Si la travailleuse est néanmoins confrontée à de telles questions lors de l’entretien d’engagement, comment doit-elle dès lors réagir ? Se pose en particulier la question de l’existence ou non d’un « droit de mentir ». La question est controversée parmi les commentateurs du droit du travail. Je suis pour ma part d’avis que ce droit de mentir existe pleinement, dans la mesure où il est la réponse à un comportement contraire au droit de la part de l’employeur. Si la travailleuse répond conformément à la vérité à la question illicite qui lui est posée, elle ne sera pas engagée, ce qui ne fera que cautionner l’attitude discriminatoire de l’employeur.

L’on ajoutera, qu’en vertu de la loi sur l’égalité entre les femmes et les hommes, il est interdit de discriminer les travailleuses notamment en raison de leur grossesse, cette interdiction s’appliquant aussi à l’embauche. C’est dire que si une travailleuse n’était pas engagée, ou encore licenciée durant le temps d’essai où elle n’est pas directement protégée, ceci au motif de sa grossesse, le congé serait jugé abusif, car discriminatoire à raison du sexe. Après le temps d’essai, la travailleuse est en revanche protégée de manière plus accrue, puisqu’un congé signifié pendant la grossesse et durant les 16 semaines suivant l’accouchement serait purement et simplement nul.

Il n’en demeure toutefois pas moins que l’employeur aura droit, le moment venu, de connaître l’état de grossesse de son employée, puisque, potentiellement, il devra en tirer des conséquences notamment organisationnelles. Il appartiendra ainsi à la travailleuse d’informer son employeur ou son futur employeur dans un délai raisonnable, soit approximativement durant la première moitié de la grossesse.

CONGÉ DE MATERNITÉ – QUELQUES REMARQUES

Depuis le 1er janvier 2005, les femmes salariées ou exerçant une activité lucrative indépendante ont droit à une allocation de maternité à certaines conditions. Ces allocations sont financées par les cotisations paritaires des parties au contrat de travail et prélevées du salaire des travailleurs.
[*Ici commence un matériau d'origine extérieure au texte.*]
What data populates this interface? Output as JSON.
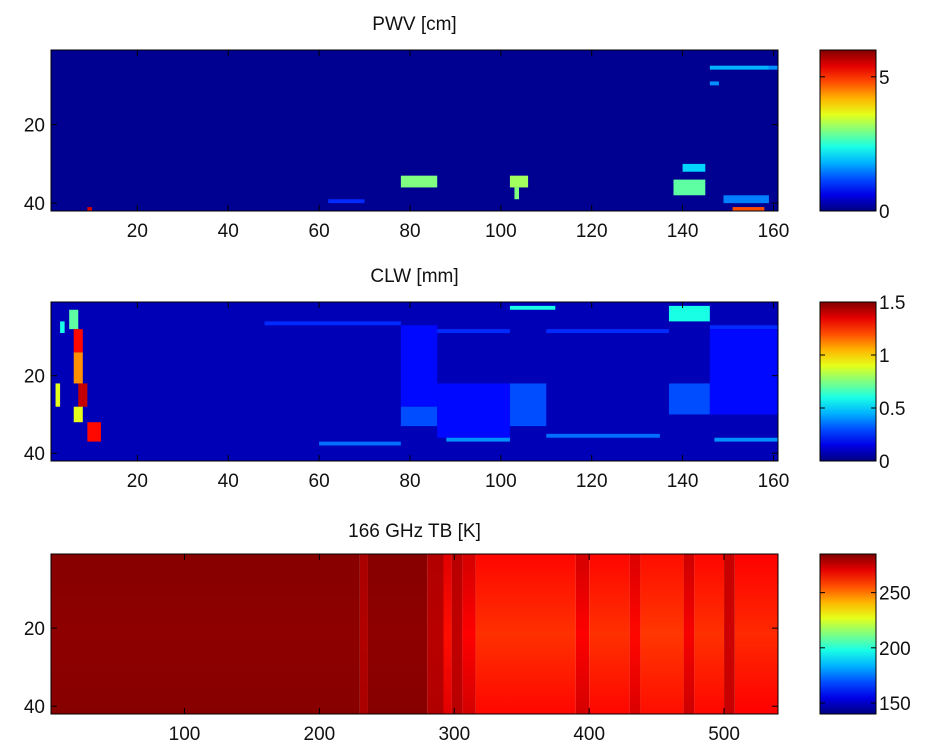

Pour ce qui est des prestations, l’allocation s’élève à 80% du revenu moyen de l’activité lucrative exercée avant la naissance. Il s’agit-là du minimum légal, les employeurs restant libres de contracter une assurance complémentaire jusqu’à concurrence de l’intégralité du salaire, voire de payer eux-mêmes le complément. C’est ce qu’ont décidé de faire les établissements hospitaliers soumis à la la Convention fixant les conditions de travail et de formation des médecins assistants et chefs de clinique (ci-après : Convention). Selon les règles applicables aux médecins assistantes et cheffes de cliniques soumises à la Convention, le régime minimal est en effet le versement de 100 % du salaire pendant quatre mois, voire cinq en cas d’allaitement.

Cela étant, il y a lieu de rappeler que, sur ce 100% de salaire versé à la travailleuse durant sa maternité, l’employeur en reçoit 80 % de la Caisse de compensation APG. L’argument financier ne devrait dès lors jamais être utilisé pour justifier le non engagement d’une femme enceinte ou le non remplacement d’une employée partie en congé de maternité.

L’on rappellera encore que les conditions pour bénéficier du congé de maternité sont les suivantes :

  • la travailleuse doit être salariée au moment de l’accouchement,
  • elle doit avoir été assurée obligatoirement AVS durant les neuf mois précédant l’accouchement et
  • elle doit avoir exercé une activité lucrative pendant cinq mois durant cette période.

Ces conditions s’appliquent de manière générale et non au sein d’un même employeur.